Через несколько дней мы узнали, что он умер. Умер он от страха, потому что у него не было ни ран, никаких болезней, один страх перед бомбами. Я не пошла на его похороны, потому что это очень опечалило бы меня, а нам и без того было о чем грустить. На похоронах были ТОЛЙЬКО семья Томмазино и семья его брата Филиппе; покойник лежал не в гробу, потому что не было ни досок, ни столяра, а был привязан к двум ветвям; могильщик, высокий блондин, тоже беженец из Фонди, занимался теперь главным образом спекуляцией, объезжая на своей черной лошади горные селения, покупая и продавая всего понемножку; он привязал Томмазино к седлу и отвез его шагом по горной тропинке на кладбище в долину. Мне рассказали, что патера найти не удалось, потому что все они разбежались, и бедному Томмазино пришлось удовольствоваться молитвами его близких; во время похорон была три раза воздушная тревога; за неимением ничего другого на могилу Томмазино был поставлен крест, сделанный из двух дощечек от ящика с боеприпасами.
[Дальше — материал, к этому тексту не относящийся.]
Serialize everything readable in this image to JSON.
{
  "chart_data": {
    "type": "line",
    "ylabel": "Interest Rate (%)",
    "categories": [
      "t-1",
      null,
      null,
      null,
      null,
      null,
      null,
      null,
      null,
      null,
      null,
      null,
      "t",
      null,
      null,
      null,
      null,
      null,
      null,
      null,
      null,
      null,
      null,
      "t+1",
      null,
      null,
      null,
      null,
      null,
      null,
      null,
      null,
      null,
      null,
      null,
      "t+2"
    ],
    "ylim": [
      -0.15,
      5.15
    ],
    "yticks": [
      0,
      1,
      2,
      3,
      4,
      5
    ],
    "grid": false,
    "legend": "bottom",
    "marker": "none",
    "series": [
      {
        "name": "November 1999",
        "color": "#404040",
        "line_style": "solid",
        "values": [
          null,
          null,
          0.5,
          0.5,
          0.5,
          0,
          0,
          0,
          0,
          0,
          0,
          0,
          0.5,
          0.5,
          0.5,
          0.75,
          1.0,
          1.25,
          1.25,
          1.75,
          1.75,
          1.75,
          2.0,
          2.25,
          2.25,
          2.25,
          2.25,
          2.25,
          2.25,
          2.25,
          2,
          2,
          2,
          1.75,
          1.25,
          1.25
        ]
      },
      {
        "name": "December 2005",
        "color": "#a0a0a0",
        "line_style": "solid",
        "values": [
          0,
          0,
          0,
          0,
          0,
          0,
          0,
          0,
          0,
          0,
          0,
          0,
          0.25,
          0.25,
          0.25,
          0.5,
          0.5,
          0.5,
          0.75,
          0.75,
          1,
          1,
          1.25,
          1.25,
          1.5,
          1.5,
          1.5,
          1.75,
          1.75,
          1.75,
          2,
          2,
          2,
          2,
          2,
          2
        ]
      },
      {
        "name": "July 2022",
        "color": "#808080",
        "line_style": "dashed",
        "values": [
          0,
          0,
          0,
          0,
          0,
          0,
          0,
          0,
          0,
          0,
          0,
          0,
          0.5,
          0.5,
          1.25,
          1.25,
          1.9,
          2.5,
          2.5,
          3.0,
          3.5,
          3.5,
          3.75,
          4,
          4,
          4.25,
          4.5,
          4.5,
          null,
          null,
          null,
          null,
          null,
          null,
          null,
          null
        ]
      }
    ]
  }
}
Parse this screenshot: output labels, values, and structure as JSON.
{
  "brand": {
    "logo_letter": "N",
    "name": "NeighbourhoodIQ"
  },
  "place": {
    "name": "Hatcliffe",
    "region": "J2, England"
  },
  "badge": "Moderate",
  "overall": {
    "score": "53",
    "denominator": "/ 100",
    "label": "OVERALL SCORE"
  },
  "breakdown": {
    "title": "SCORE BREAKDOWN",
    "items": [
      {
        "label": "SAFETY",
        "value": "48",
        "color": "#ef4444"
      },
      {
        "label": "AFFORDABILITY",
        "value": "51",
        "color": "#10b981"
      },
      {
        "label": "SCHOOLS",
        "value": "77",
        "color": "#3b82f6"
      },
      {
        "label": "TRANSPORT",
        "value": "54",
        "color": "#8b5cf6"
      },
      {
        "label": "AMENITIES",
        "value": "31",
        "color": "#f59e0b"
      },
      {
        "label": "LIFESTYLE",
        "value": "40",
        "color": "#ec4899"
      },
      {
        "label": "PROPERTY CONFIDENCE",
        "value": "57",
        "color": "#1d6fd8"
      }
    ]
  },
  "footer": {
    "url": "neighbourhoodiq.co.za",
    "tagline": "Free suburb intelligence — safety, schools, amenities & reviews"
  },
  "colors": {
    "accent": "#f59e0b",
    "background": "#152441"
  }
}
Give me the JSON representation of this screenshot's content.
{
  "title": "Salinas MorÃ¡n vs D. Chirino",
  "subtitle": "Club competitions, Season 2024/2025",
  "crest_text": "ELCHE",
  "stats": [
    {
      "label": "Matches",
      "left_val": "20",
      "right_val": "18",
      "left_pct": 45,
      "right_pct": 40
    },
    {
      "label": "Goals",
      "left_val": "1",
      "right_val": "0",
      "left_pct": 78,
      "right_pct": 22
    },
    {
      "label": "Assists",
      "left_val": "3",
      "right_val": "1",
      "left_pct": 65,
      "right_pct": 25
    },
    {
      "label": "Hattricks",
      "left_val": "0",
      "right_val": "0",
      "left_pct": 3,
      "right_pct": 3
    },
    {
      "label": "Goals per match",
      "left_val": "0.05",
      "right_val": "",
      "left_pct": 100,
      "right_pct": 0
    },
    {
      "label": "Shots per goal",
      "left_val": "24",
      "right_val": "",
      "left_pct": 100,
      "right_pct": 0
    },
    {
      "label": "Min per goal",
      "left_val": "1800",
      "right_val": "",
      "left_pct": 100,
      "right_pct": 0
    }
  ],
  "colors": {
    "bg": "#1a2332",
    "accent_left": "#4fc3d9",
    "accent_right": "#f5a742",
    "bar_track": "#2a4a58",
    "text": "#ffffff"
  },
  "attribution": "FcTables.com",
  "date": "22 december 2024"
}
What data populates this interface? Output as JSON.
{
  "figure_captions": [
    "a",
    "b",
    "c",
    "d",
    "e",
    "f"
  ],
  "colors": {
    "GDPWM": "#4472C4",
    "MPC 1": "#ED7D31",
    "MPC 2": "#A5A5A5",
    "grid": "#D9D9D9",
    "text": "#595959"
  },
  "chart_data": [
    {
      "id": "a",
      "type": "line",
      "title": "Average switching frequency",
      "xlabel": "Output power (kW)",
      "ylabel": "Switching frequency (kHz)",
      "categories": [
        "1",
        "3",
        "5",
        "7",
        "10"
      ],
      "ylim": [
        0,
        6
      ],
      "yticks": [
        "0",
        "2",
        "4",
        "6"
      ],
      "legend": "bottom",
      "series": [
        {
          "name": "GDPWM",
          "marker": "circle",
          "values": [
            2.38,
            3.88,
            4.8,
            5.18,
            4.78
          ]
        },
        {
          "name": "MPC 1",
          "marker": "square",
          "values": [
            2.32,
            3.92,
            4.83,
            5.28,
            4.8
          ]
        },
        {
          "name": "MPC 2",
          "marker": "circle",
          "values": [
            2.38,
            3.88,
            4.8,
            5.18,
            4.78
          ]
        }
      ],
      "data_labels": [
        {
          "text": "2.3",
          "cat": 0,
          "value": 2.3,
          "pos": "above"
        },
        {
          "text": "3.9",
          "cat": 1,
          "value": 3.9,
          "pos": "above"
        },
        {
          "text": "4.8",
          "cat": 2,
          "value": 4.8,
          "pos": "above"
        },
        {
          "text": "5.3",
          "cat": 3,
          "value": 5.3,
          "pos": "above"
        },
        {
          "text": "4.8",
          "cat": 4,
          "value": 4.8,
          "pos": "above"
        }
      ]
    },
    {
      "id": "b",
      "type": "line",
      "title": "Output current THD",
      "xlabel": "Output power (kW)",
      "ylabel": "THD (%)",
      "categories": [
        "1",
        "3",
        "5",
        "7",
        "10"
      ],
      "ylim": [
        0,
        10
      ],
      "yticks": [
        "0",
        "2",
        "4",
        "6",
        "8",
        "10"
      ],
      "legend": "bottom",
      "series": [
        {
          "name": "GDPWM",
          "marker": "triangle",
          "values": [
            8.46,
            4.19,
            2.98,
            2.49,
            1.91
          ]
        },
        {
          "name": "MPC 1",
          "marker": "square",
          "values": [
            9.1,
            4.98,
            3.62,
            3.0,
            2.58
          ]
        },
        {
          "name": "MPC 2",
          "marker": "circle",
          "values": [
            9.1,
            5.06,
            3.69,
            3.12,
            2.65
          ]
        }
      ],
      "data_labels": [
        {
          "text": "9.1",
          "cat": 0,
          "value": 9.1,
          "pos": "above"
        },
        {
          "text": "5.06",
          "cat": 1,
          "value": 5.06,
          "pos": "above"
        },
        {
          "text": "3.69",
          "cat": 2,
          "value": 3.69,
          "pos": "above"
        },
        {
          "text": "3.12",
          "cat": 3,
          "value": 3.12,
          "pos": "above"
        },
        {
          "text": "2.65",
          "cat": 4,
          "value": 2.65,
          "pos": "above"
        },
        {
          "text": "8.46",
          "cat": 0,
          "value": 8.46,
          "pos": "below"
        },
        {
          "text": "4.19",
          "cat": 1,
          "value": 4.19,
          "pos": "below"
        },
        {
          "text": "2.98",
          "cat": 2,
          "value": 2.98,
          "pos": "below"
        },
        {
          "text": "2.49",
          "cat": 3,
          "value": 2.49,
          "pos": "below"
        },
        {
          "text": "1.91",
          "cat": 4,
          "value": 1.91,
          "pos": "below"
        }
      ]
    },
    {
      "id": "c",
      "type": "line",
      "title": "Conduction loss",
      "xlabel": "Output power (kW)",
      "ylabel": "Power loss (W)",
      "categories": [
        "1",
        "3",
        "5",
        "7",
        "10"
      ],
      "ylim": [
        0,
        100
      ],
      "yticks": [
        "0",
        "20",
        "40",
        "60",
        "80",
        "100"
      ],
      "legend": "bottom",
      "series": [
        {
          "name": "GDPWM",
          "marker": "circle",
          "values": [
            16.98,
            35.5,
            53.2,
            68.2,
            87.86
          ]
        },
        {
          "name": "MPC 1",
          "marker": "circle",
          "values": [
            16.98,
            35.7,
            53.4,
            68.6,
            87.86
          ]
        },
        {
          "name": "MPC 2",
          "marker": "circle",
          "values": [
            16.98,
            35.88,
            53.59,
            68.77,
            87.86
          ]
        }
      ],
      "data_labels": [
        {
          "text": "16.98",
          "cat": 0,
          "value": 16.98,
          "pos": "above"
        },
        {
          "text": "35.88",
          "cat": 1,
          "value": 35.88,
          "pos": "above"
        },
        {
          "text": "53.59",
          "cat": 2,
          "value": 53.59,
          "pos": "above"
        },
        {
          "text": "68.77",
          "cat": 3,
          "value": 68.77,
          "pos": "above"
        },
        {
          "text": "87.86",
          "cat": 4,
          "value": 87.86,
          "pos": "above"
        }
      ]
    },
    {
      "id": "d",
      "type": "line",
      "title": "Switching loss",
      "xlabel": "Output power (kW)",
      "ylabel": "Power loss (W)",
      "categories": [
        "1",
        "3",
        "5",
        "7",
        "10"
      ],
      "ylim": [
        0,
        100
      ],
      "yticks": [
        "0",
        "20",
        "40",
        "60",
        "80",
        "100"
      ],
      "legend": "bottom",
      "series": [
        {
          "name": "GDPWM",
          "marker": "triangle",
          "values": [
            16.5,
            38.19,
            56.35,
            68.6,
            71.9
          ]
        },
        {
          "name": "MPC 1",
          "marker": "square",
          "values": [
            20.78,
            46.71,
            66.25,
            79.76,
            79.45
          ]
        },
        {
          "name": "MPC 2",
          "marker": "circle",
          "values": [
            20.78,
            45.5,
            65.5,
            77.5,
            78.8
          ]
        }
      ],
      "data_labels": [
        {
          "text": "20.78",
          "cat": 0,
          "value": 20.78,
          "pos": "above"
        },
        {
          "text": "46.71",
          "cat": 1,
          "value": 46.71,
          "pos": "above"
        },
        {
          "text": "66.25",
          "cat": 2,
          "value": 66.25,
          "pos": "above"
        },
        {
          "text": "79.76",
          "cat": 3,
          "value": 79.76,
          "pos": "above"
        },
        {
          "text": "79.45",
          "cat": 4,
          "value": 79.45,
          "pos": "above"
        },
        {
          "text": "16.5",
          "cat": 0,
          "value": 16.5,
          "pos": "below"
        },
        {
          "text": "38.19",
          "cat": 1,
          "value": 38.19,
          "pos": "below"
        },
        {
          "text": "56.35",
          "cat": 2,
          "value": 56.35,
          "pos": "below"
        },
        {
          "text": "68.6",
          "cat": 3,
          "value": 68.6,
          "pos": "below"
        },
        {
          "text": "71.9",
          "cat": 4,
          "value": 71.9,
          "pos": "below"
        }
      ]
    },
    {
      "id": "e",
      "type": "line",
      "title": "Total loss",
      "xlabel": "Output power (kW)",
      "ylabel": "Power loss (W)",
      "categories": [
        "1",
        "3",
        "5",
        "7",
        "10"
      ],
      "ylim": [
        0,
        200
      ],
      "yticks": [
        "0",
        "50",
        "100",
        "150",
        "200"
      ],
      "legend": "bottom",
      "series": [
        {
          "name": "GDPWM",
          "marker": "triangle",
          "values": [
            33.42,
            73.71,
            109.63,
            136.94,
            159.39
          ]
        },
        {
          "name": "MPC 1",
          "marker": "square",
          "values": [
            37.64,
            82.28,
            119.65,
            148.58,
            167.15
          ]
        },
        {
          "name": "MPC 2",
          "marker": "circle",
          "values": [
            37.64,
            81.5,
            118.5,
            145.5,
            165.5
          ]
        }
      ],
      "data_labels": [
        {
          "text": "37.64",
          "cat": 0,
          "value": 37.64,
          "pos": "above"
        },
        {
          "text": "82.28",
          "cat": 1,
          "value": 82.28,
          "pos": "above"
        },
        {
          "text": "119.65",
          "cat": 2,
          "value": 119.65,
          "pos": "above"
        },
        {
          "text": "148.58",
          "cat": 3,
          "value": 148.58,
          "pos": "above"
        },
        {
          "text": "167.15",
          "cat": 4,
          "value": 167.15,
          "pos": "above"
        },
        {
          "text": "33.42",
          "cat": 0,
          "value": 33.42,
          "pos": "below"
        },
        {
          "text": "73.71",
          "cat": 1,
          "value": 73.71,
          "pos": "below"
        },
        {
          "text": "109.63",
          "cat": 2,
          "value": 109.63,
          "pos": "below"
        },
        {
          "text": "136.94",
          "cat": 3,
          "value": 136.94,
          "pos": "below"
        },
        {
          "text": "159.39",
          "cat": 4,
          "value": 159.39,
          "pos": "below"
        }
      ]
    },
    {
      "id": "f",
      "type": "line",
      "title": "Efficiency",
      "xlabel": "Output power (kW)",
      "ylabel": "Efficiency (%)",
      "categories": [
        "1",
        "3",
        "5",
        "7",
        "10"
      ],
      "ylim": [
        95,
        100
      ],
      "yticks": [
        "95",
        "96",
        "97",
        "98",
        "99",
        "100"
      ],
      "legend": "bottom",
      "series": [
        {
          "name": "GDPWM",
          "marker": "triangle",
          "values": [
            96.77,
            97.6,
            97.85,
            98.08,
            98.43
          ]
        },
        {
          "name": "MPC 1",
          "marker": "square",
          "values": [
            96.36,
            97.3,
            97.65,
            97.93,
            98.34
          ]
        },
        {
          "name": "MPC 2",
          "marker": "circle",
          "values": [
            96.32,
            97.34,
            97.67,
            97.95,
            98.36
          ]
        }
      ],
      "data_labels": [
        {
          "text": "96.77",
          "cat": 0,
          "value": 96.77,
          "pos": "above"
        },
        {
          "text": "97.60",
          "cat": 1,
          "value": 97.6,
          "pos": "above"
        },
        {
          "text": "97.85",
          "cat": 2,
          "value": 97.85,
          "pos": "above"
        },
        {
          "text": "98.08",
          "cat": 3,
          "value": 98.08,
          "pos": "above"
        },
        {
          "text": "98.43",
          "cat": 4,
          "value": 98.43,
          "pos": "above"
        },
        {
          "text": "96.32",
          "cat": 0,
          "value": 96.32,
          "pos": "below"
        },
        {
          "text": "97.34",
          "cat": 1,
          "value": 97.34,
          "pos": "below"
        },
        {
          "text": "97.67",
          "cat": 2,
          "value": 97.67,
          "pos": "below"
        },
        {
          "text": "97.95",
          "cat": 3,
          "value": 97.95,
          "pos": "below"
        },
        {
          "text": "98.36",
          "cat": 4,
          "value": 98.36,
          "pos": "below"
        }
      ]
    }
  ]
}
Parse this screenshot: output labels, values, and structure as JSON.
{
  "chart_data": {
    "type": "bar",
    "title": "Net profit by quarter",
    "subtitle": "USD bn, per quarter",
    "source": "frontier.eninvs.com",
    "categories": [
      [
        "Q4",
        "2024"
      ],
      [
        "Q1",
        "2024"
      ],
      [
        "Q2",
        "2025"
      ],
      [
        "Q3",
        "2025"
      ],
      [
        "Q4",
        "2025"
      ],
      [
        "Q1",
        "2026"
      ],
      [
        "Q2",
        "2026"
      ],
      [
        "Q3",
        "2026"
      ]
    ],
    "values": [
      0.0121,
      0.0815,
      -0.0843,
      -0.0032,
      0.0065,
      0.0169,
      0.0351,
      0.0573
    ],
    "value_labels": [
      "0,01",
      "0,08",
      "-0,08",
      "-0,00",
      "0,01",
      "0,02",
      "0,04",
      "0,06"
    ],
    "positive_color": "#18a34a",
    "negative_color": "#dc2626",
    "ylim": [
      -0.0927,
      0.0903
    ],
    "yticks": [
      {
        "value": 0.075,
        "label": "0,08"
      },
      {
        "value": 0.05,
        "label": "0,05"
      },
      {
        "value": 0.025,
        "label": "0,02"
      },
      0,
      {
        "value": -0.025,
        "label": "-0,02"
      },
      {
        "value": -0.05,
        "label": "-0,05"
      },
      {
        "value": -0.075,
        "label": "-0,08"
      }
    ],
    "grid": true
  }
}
Еще позже я узнала, что Томмазино оставил своей жене много денег, но никаких продуктов: торгуя и делая дела, он продал все, вплоть до последнего килограмма муки и пачки соли. Таким образом, его жена, не имея никаких запасов, была вынуждена покупать все по повышенным ценам, платя за продукты в два раза дороже, чем продавал их ее муж, так что к концу войны из всех денег, оставленных Томмазино, не сохранилось почти ничего, особенно когда началась инфляция. Знаете, что сказал Микеле о смерти своего дяди?
— Мне жаль его, потому что он был хороший человек. Но умер он, как могут завтра умереть другие, похожие на него люди: в погоне за наживой, думая, что самое важное в жизни — это деньги, он вдруг увидел то, что стоит за деньгами, и оцепенел от испуга.
ГЛАВА ШЕСТАЯ
Хорошая погода принесла с собой два бедствия: английские бомбы и немецкие облавы. Тонто уже говорил нам об этих облавах, но никто не отнесся серьезно к его сообщению, а теперь к нам в горы прибежало несколько крестьян, которые и рассказали нам, что немцы устроили облаву в долине, забрали всех работоспособных мужчин, погрузили их на машины и послали куда-то на работы: кто говорил, что строить укрепления на линии фронта, другие утверждали, что их послали прямиком в Германию. Вскоре пришла еще одна плохая новость: ночью немцы окружили долину рядом с нашей, поднялись на вершину горы и прочесали все окрестности, ловя людей, как рыбу в сеть, и отправляя их куда-то на грузовиках. Беженцы были охвачены паническим страхом, потому что среди них было по крайней мере четверо или пятеро мужчин, находившихся в период свержения фашизма на военной службе и дезертировавших из армии; таких людей немцы искали особенно рьяно, считая изменниками, и отправляли их на принудительные работы неизвестно куда и в какие условия, чтобы они искупили рабским трудом свою «измену». Особенно были напуганы родители этих молодых людей, а больше всех Филиппо за своего сына Микеле, который всегда перечил отцу, но все же отец очень гордился им. В доме у Филиппо было устроено собрание, и беженцы договорились между собой, что начиная с ближайших дней и вплоть до того времени, когда прекратятся облавы, молодые парни будут по одному уходить на вершину горы на заре и возвращаться только в сумерки. Если даже немцы и поднимутся на вершину горы, там есть еще тропинки, по которым можно перейти на другую гору или спуститься в соседнюю долину; ведь немцы тоже люди, и им в конце концов надоест лазить по горам, проходя бесконечное число километров, для того чтобы поймать одного или двух человек. Микеле, по правде сказать, не хотел убегать в горы — не столько, чтобы показать свою храбрость, сколько потому, что он никогда не хотел делать того, что делали другие. Но мать, плача, умоляла его, чтобы он сделал это для нее, если не хочет делать для самого себя, и он в конце концов согласился.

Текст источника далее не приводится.